Il ruolo delle alghe
Una situazione paradossale in un contesto che vede, nelle alghe, una delle grandi soluzioni per il futuro, ancora sotto-sfruttate rispetto al loro potenziale alimentare: solo 5 specie, delle 7.000 conosciute, sono oggi coltivate da 25 aziende agricole nel mondo che impiegano anche il 70% di donne.
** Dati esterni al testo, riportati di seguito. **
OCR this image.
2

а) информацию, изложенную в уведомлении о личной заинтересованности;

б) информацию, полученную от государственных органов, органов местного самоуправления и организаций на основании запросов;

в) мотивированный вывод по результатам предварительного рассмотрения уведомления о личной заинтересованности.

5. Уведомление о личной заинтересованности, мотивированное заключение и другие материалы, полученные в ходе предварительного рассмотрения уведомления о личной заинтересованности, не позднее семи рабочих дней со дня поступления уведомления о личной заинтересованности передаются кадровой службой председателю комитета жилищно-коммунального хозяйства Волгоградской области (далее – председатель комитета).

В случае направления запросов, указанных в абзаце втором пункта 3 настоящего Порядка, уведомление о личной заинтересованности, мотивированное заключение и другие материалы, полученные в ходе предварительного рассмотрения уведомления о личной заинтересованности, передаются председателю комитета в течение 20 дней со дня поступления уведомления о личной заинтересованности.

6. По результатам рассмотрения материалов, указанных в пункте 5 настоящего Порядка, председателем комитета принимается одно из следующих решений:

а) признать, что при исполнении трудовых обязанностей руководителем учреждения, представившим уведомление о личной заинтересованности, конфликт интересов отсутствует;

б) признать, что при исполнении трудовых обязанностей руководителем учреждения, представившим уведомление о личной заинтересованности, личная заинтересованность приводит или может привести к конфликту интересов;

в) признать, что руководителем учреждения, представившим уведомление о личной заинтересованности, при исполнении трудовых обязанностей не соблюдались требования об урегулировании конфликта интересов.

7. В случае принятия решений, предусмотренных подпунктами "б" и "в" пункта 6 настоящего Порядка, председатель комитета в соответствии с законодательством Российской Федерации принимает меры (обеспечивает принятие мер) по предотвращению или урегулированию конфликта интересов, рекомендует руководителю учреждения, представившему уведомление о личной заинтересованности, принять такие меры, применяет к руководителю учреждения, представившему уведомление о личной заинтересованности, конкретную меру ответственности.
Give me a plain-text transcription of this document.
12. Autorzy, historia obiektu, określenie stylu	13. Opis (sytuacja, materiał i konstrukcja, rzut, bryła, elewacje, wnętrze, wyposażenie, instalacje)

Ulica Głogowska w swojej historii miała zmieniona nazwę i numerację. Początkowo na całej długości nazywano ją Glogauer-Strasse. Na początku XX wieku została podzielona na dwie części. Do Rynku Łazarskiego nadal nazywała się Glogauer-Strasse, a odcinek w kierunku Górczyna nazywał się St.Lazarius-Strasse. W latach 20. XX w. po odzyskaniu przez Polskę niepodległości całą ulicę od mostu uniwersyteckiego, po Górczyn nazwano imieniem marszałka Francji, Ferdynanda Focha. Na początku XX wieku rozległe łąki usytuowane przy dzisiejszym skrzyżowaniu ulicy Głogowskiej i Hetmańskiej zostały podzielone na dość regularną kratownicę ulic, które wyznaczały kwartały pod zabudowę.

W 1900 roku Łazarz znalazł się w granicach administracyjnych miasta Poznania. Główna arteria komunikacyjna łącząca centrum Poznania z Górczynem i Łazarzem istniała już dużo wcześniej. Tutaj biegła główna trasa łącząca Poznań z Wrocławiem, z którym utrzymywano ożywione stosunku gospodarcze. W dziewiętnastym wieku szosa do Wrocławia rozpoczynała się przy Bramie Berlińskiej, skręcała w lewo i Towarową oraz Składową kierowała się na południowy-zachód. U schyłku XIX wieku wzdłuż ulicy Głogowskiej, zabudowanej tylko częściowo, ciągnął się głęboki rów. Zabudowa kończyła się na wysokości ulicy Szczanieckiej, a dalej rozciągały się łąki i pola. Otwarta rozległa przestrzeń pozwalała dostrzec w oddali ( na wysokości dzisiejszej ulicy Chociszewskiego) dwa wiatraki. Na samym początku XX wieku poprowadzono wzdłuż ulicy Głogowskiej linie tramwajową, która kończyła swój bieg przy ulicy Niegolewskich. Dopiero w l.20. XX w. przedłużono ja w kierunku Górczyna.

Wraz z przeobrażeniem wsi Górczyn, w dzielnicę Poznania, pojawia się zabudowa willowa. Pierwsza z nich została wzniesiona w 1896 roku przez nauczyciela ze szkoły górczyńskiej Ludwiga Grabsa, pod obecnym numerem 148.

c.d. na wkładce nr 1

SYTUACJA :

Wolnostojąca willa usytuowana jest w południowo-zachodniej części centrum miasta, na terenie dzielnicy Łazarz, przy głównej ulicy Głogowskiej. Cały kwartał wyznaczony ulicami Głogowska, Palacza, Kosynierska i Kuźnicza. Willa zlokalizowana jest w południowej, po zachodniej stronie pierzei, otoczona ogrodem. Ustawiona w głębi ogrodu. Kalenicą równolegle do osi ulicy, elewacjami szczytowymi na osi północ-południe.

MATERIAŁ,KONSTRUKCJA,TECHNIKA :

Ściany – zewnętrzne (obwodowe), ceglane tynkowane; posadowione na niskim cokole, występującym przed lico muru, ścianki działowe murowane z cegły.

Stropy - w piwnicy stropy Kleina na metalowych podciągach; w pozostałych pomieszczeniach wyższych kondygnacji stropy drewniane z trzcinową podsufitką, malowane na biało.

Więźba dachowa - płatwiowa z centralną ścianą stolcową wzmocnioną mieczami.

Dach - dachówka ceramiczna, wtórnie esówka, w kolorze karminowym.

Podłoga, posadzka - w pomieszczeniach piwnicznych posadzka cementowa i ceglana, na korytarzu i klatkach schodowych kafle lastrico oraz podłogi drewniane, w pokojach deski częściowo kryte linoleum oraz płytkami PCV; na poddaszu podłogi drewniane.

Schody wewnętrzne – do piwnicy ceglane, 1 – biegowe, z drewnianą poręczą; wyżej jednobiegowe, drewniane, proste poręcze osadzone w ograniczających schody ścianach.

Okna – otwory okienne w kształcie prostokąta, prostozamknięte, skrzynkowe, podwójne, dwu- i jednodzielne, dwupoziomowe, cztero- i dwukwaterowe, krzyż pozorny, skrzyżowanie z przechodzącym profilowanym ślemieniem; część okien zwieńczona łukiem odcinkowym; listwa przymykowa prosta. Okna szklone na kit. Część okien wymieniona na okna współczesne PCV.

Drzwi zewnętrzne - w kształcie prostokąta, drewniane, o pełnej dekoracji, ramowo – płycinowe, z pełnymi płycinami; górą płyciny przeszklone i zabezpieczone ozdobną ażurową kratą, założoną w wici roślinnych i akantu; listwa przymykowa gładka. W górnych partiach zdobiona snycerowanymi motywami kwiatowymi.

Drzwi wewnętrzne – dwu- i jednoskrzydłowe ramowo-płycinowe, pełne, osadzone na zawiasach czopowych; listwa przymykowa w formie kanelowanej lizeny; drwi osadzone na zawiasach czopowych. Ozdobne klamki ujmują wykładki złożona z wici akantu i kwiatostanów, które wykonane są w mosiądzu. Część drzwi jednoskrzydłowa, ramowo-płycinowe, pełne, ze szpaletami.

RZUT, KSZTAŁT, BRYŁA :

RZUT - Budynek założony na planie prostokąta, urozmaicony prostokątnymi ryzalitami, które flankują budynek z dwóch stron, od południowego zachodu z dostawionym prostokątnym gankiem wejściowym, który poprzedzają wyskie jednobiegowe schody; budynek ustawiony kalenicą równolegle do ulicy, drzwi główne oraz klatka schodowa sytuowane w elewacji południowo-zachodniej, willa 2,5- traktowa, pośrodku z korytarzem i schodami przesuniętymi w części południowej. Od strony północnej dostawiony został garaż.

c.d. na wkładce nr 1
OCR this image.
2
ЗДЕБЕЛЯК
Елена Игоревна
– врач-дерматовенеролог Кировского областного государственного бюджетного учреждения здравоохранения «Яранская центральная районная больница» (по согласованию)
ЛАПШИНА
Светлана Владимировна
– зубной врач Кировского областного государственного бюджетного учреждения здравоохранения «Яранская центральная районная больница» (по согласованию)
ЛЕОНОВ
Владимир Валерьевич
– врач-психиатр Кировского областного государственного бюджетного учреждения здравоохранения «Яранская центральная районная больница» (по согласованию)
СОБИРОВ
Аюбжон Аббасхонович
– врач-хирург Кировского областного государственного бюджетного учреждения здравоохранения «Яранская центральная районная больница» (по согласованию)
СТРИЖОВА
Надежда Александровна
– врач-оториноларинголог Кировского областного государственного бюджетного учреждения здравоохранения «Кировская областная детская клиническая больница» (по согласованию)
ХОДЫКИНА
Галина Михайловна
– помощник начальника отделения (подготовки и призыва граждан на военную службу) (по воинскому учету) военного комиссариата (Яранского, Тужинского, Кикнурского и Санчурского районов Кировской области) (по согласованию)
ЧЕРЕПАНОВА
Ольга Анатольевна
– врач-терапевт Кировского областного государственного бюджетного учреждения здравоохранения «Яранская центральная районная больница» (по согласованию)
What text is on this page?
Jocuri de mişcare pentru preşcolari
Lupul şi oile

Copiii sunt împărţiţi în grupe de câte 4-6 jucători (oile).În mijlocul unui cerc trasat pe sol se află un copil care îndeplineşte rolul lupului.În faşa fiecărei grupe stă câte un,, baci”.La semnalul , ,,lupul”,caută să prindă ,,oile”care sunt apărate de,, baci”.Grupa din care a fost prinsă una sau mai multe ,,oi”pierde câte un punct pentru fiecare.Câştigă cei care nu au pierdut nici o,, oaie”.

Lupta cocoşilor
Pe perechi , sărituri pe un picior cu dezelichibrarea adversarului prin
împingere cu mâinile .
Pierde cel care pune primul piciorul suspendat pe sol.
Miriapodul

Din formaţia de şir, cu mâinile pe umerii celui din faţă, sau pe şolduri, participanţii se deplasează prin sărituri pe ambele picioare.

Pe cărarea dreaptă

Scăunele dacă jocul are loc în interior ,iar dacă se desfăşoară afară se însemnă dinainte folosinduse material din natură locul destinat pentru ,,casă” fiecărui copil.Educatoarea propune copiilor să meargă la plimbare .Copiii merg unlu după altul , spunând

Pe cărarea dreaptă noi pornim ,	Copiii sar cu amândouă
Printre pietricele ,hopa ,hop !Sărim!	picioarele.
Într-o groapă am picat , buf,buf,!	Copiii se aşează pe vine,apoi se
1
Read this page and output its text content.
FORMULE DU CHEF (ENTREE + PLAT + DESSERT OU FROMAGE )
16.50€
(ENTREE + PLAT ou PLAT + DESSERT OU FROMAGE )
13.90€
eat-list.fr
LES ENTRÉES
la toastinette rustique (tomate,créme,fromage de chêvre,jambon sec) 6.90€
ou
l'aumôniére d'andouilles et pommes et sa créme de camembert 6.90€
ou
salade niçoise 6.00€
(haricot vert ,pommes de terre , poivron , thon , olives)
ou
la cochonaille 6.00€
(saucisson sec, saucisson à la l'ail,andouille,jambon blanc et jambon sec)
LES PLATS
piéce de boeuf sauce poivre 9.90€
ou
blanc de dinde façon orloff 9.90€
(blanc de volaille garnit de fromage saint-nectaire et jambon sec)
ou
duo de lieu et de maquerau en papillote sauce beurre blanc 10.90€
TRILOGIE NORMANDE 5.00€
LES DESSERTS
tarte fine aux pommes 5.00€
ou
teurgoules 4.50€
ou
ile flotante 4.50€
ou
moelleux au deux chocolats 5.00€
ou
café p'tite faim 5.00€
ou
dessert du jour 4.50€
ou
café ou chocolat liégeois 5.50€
Colture concentrate storicamente in Asia e Africa, ma che oggi cominciano a diffondersi anche in altre parti del mondo, grazie ai molti usi, oltre quello alimentare: dalla fabbricazione di polimeri alla biomedicina, alla produzione di mangimi per ruminanti, oltre naturalmente ai molti benefici per l'ambiente. La consapevolezza dell'importanza delle alghe è oggi diffusa - “sequestrano anidride carbonica dall'atmosfera e la immagazzinano nel suolo per decenni, anche centinaia di anni, migliorano la qualità dell'acqua, migliorano la biodiversità, fungono da ammortizzatore per le onde, riducendone la potenza e aiutando a stabilizzare i sedimenti” - e viene tenuto sotto osservazione anche il loro stato di salute, tanto che esiste da un ventennio un progetto di recupero di praterie sottomarine al largo della costa atlantica degli Stati Uniti, in Virginia, coordinato da Karen McGlathery, direttrice dell'Environmental Resilience Institute presso l'Università della Virginia (USA). Grazie al ripopolamento di queste aree verdi subacquee, si migliora la qualità dell'acqua, si riduce l'impatto delle correnti e si mitigano i cambiamenti climatici. Per questo, secondo Duarte “coltivare le alghe è un imperativo per raggiungere un futuro sostenibile e raggiungere obiettivi di sviluppo duraturi”. Tutto questo, però, in un contesto in cui la biodiversità e gli ecosistemi vengano tutelati contro l'intervento dell'uomo e le minacce di altre specie, come nel caso della Rugulopteryx Okamurae.